The “cultural activism” that developed after 2016 also mainly uses online tools such as short videos, blogs, YouTube channels, web series, and podcasts, allowing new opportunities for encounters among French-born Asians from the artistic and media spheres. Since 2016, many have contributed to constructing a collective identity and advocating against anti-Asian racism in France. Some try to bridge their actions with other minorities’ claims (such as Grace Ly’s podcast, Kiffe ta race, created with well-known Afro-feminist Rokhaya Diallo; or the participation of Asian French in the Black Lives Matter protests) trying to neutralize inter-ethnic tensions.
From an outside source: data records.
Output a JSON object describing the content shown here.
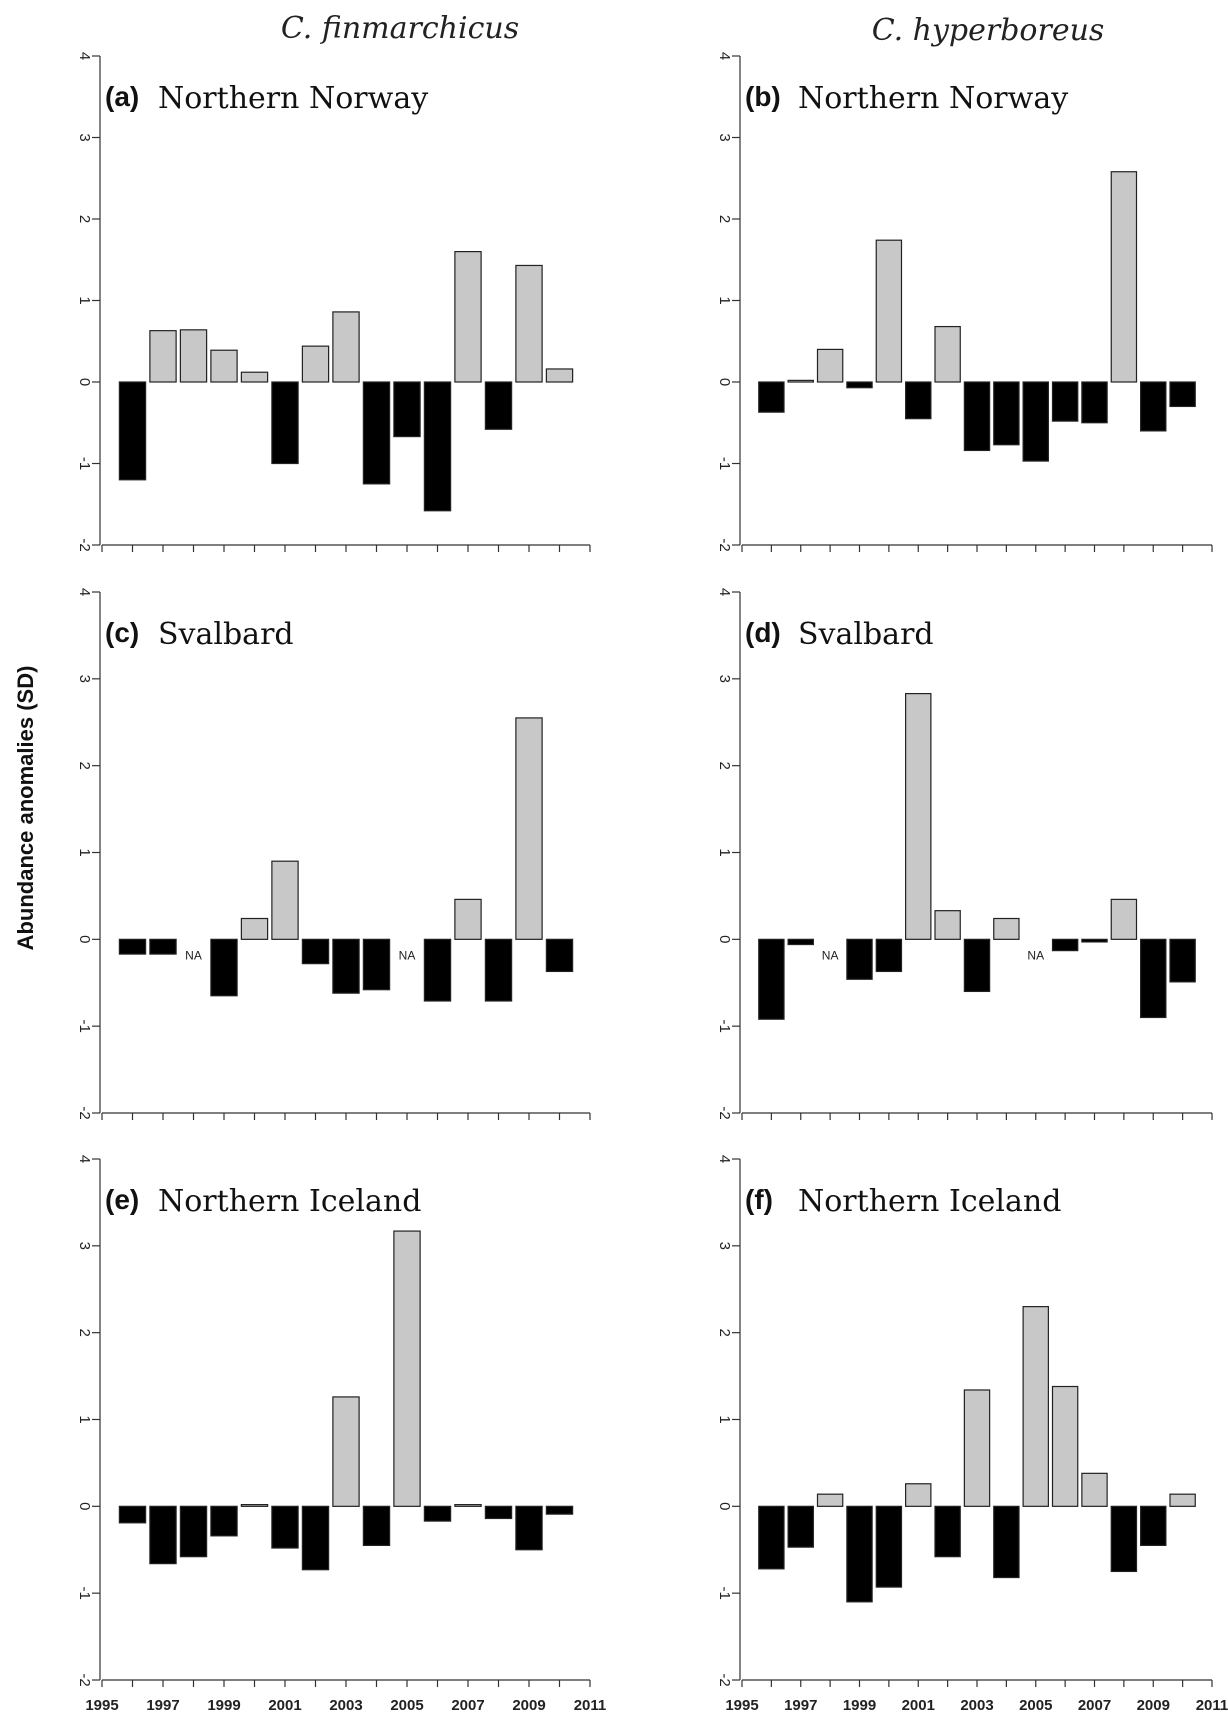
{
  "column_titles": [
    "C. finmarchicus",
    "C. hyperboreus"
  ],
  "y_axis_label": "Abundance anomalies (SD)",
  "colors": {
    "positive": "#c8c8c8",
    "negative": "#000000",
    "axis": "#333333"
  },
  "chart_data": [
    {
      "type": "bar",
      "panel": "(a)",
      "region": "Northern Norway",
      "species": "C. finmarchicus",
      "x": [
        1996,
        1997,
        1998,
        1999,
        2000,
        2001,
        2002,
        2003,
        2004,
        2005,
        2006,
        2007,
        2008,
        2009,
        2010
      ],
      "values": [
        -1.2,
        0.63,
        0.64,
        0.39,
        0.12,
        -1.0,
        0.44,
        0.86,
        -1.25,
        -0.67,
        -1.58,
        1.6,
        -0.58,
        1.43,
        0.16
      ],
      "ylim": [
        -2,
        4
      ],
      "xlim": [
        1995,
        2011
      ],
      "na": []
    },
    {
      "type": "bar",
      "panel": "(b)",
      "region": "Northern Norway",
      "species": "C. hyperboreus",
      "x": [
        1996,
        1997,
        1998,
        1999,
        2000,
        2001,
        2002,
        2003,
        2004,
        2005,
        2006,
        2007,
        2008,
        2009,
        2010
      ],
      "values": [
        -0.37,
        0.02,
        0.4,
        -0.07,
        1.74,
        -0.45,
        0.68,
        -0.84,
        -0.77,
        -0.97,
        -0.48,
        -0.5,
        2.58,
        -0.6,
        -0.3
      ],
      "ylim": [
        -2,
        4
      ],
      "xlim": [
        1995,
        2011
      ],
      "na": []
    },
    {
      "type": "bar",
      "panel": "(c)",
      "region": "Svalbard",
      "species": "C. finmarchicus",
      "x": [
        1996,
        1997,
        1998,
        1999,
        2000,
        2001,
        2002,
        2003,
        2004,
        2005,
        2006,
        2007,
        2008,
        2009,
        2010
      ],
      "values": [
        -0.17,
        -0.17,
        null,
        -0.65,
        0.24,
        0.9,
        -0.28,
        -0.62,
        -0.58,
        null,
        -0.71,
        0.46,
        -0.71,
        2.55,
        -0.37
      ],
      "ylim": [
        -2,
        4
      ],
      "xlim": [
        1995,
        2011
      ],
      "na": [
        1998,
        2005
      ],
      "na_label": "NA"
    },
    {
      "type": "bar",
      "panel": "(d)",
      "region": "Svalbard",
      "species": "C. hyperboreus",
      "x": [
        1996,
        1997,
        1998,
        1999,
        2000,
        2001,
        2002,
        2003,
        2004,
        2005,
        2006,
        2007,
        2008,
        2009,
        2010
      ],
      "values": [
        -0.92,
        -0.06,
        null,
        -0.46,
        -0.37,
        2.83,
        0.33,
        -0.6,
        0.24,
        null,
        -0.13,
        -0.03,
        0.46,
        -0.9,
        -0.49
      ],
      "ylim": [
        -2,
        4
      ],
      "xlim": [
        1995,
        2011
      ],
      "na": [
        1998,
        2005
      ],
      "na_label": "NA"
    },
    {
      "type": "bar",
      "panel": "(e)",
      "region": "Northern Iceland",
      "species": "C. finmarchicus",
      "x": [
        1996,
        1997,
        1998,
        1999,
        2000,
        2001,
        2002,
        2003,
        2004,
        2005,
        2006,
        2007,
        2008,
        2009,
        2010
      ],
      "values": [
        -0.19,
        -0.66,
        -0.58,
        -0.34,
        0.02,
        -0.48,
        -0.73,
        1.26,
        -0.45,
        3.17,
        -0.17,
        0.02,
        -0.14,
        -0.5,
        -0.09
      ],
      "ylim": [
        -2,
        4
      ],
      "xlim": [
        1995,
        2011
      ],
      "na": []
    },
    {
      "type": "bar",
      "panel": "(f)",
      "region": "Northern Iceland",
      "species": "C. hyperboreus",
      "x": [
        1996,
        1997,
        1998,
        1999,
        2000,
        2001,
        2002,
        2003,
        2004,
        2005,
        2006,
        2007,
        2008,
        2009,
        2010
      ],
      "values": [
        -0.72,
        -0.47,
        0.14,
        -1.1,
        -0.93,
        0.26,
        -0.58,
        1.34,
        -0.82,
        2.3,
        1.38,
        0.38,
        -0.75,
        -0.45,
        0.14
      ],
      "ylim": [
        -2,
        4
      ],
      "xlim": [
        1995,
        2011
      ],
      "na": []
    }
  ],
  "y_ticks": [
    "-2",
    "-1",
    "0",
    "1",
    "2",
    "3",
    "4"
  ],
  "x_ticks": [
    "1995",
    "1997",
    "1999",
    "2001",
    "2003",
    "2005",
    "2007",
    "2009",
    "2011"
  ]
}
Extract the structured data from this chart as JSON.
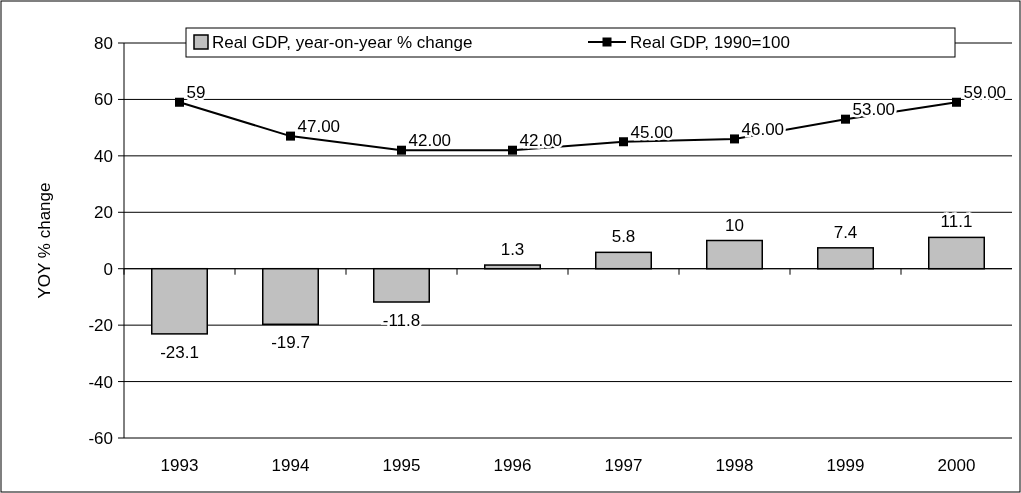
{
  "chart_data": {
    "type": "bar",
    "ylabel": "YOY % change",
    "categories": [
      "1993",
      "1994",
      "1995",
      "1996",
      "1997",
      "1998",
      "1999",
      "2000"
    ],
    "series": [
      {
        "name": "Real GDP, year-on-year % change",
        "color": "#c0c0c0",
        "values": [
          -23.1,
          -19.7,
          -11.8,
          1.3,
          5.8,
          10,
          7.4,
          11.1
        ],
        "value_labels": [
          "-23.1",
          "-19.7",
          "-11.8",
          "1.3",
          "5.8",
          "10",
          "7.4",
          "11.1"
        ]
      },
      {
        "name": "Real GDP, 1990=100",
        "type": "line",
        "color": "#000000",
        "marker": "square",
        "values": [
          59,
          47,
          42,
          42,
          45,
          46,
          53,
          59
        ],
        "value_labels": [
          "59",
          "47.00",
          "42.00",
          "42.00",
          "45.00",
          "46.00",
          "53.00",
          "59.00"
        ]
      }
    ],
    "ylim": [
      -60,
      80
    ],
    "yticks": [
      -60,
      -40,
      -20,
      0,
      20,
      40,
      60,
      80
    ],
    "grid": "y",
    "legend": "top"
  }
}
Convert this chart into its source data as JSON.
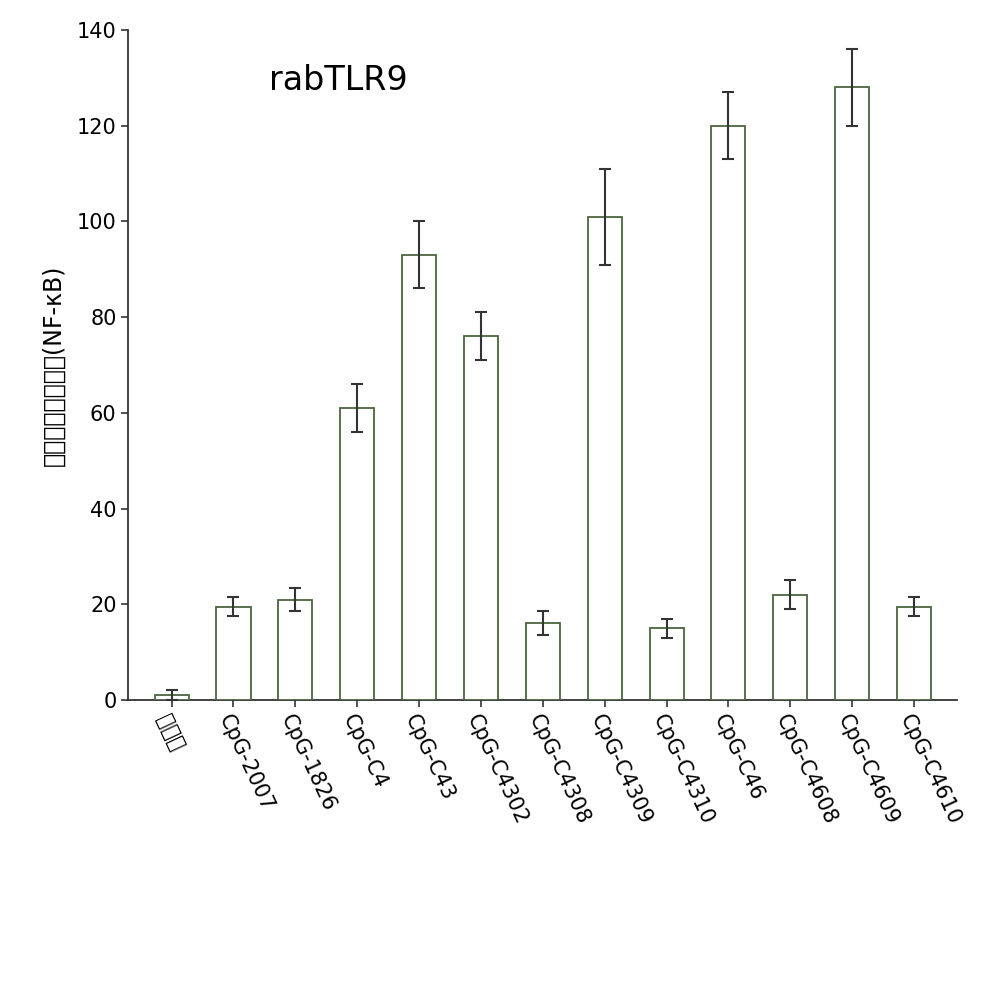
{
  "categories": [
    "控制组",
    "CpG-2007",
    "CpG-1826",
    "CpG-C4",
    "CpG-C43",
    "CpG-C4302",
    "CpG-C4308",
    "CpG-C4309",
    "CpG-C4310",
    "CpG-C46",
    "CpG-C4608",
    "CpG-C4609",
    "CpG-C4610"
  ],
  "values": [
    1,
    19.5,
    21,
    61,
    93,
    76,
    16,
    101,
    15,
    120,
    22,
    128,
    19.5
  ],
  "errors": [
    1,
    2,
    2.5,
    5,
    7,
    5,
    2.5,
    10,
    2,
    7,
    3,
    8,
    2
  ],
  "bar_color": "#ffffff",
  "bar_edge_color": "#4a6741",
  "error_color": "#333333",
  "title": "rabTLR9",
  "ylabel": "相对荧光素酶活性(NF-κB)",
  "ylim": [
    0,
    140
  ],
  "yticks": [
    0,
    20,
    40,
    60,
    80,
    100,
    120,
    140
  ],
  "background_color": "#ffffff",
  "title_fontsize": 24,
  "ylabel_fontsize": 17,
  "tick_fontsize": 15,
  "xtick_fontsize": 15,
  "bar_width": 0.55
}
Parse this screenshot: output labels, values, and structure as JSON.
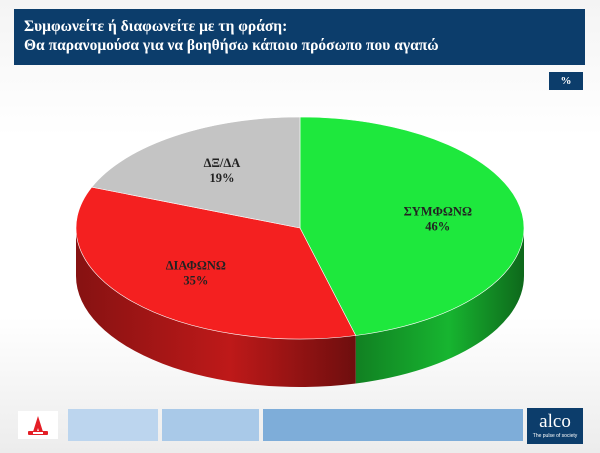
{
  "header": {
    "line1": "Συμφωνείτε ή διαφωνείτε με τη φράση:",
    "line2": "Θα παρανομούσα  για να βοηθήσω κάποιο πρόσωπο που αγαπώ"
  },
  "unit_badge": "%",
  "chart_data": {
    "type": "pie",
    "title": "",
    "slices": [
      {
        "label": "ΣΥΜΦΩΝΩ",
        "value": 46,
        "value_label": "46%",
        "color": "#1ee83d"
      },
      {
        "label": "ΔΙΑΦΩΝΩ",
        "value": 35,
        "value_label": "35%",
        "color": "#f42020"
      },
      {
        "label": "ΔΞ/ΔΑ",
        "value": 19,
        "value_label": "19%",
        "color": "#c4c4c4"
      }
    ]
  },
  "footer": {
    "left_logo_icon": "alpha-tv-logo-icon",
    "alco_word": "alco",
    "alco_tagline": "The pulse of society",
    "bar_colors": [
      "#bcd5ee",
      "#a9c9e8",
      "#7eadd9"
    ]
  }
}
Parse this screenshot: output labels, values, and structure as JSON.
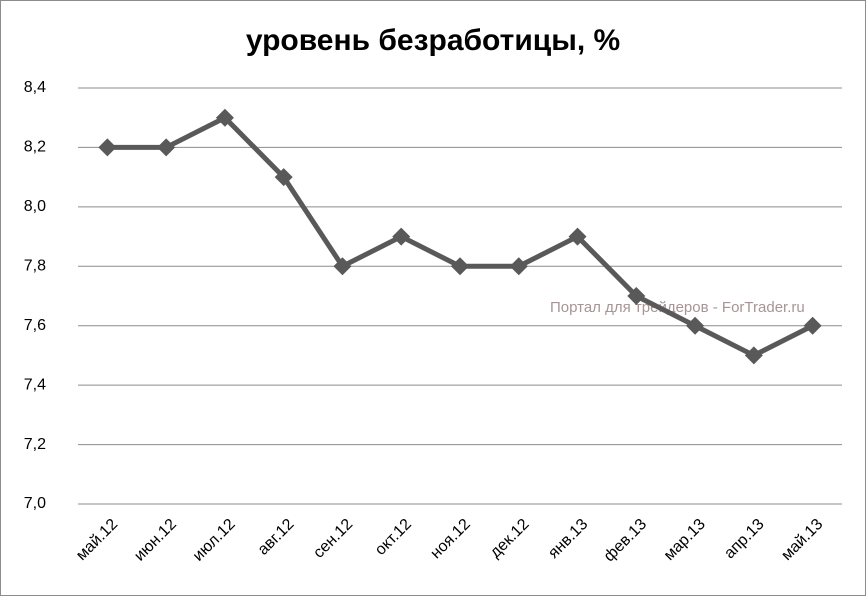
{
  "chart_data": {
    "type": "line",
    "title": "уровень безработицы, %",
    "categories": [
      "май.12",
      "июн.12",
      "июл.12",
      "авг.12",
      "сен.12",
      "окт.12",
      "ноя.12",
      "дек.12",
      "янв.13",
      "фев.13",
      "мар.13",
      "апр.13",
      "май.13"
    ],
    "values": [
      8.2,
      8.2,
      8.3,
      8.1,
      7.8,
      7.9,
      7.8,
      7.8,
      7.9,
      7.7,
      7.6,
      7.5,
      7.6
    ],
    "color": "#595959",
    "ylim": [
      7.0,
      8.4
    ],
    "yticks": [
      {
        "value": 7.0,
        "label": "7,0"
      },
      {
        "value": 7.2,
        "label": "7,2"
      },
      {
        "value": 7.4,
        "label": "7,4"
      },
      {
        "value": 7.6,
        "label": "7,6"
      },
      {
        "value": 7.8,
        "label": "7,8"
      },
      {
        "value": 8.0,
        "label": "8,0"
      },
      {
        "value": 8.2,
        "label": "8,2"
      },
      {
        "value": 8.4,
        "label": "8,4"
      }
    ],
    "grid": true,
    "annotation": "Портал для трейдеров - ForTrader.ru"
  }
}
Other cross ethno-racial issues with gender issues: deconstructing the erotization of Asian women, as well as the desexualization of Asian men.
In 2020, COVID-19 provided China with a unique opportunity to stage an international public diplomacy campaign, mobilizing the support of the overseas Chinese to convey what it calls the “real China story.” It remains to be seen whether and to what extent the PRC seeks to exploit the recent wave of Chinese ethnic activism against the anti-Asian racism sparked by the COVID-19 outbreak. Even more interesting would be to compare how ethnic Chinese from the first, second, and third generations react to the motherland’s transnational outreach and mobilization attempts.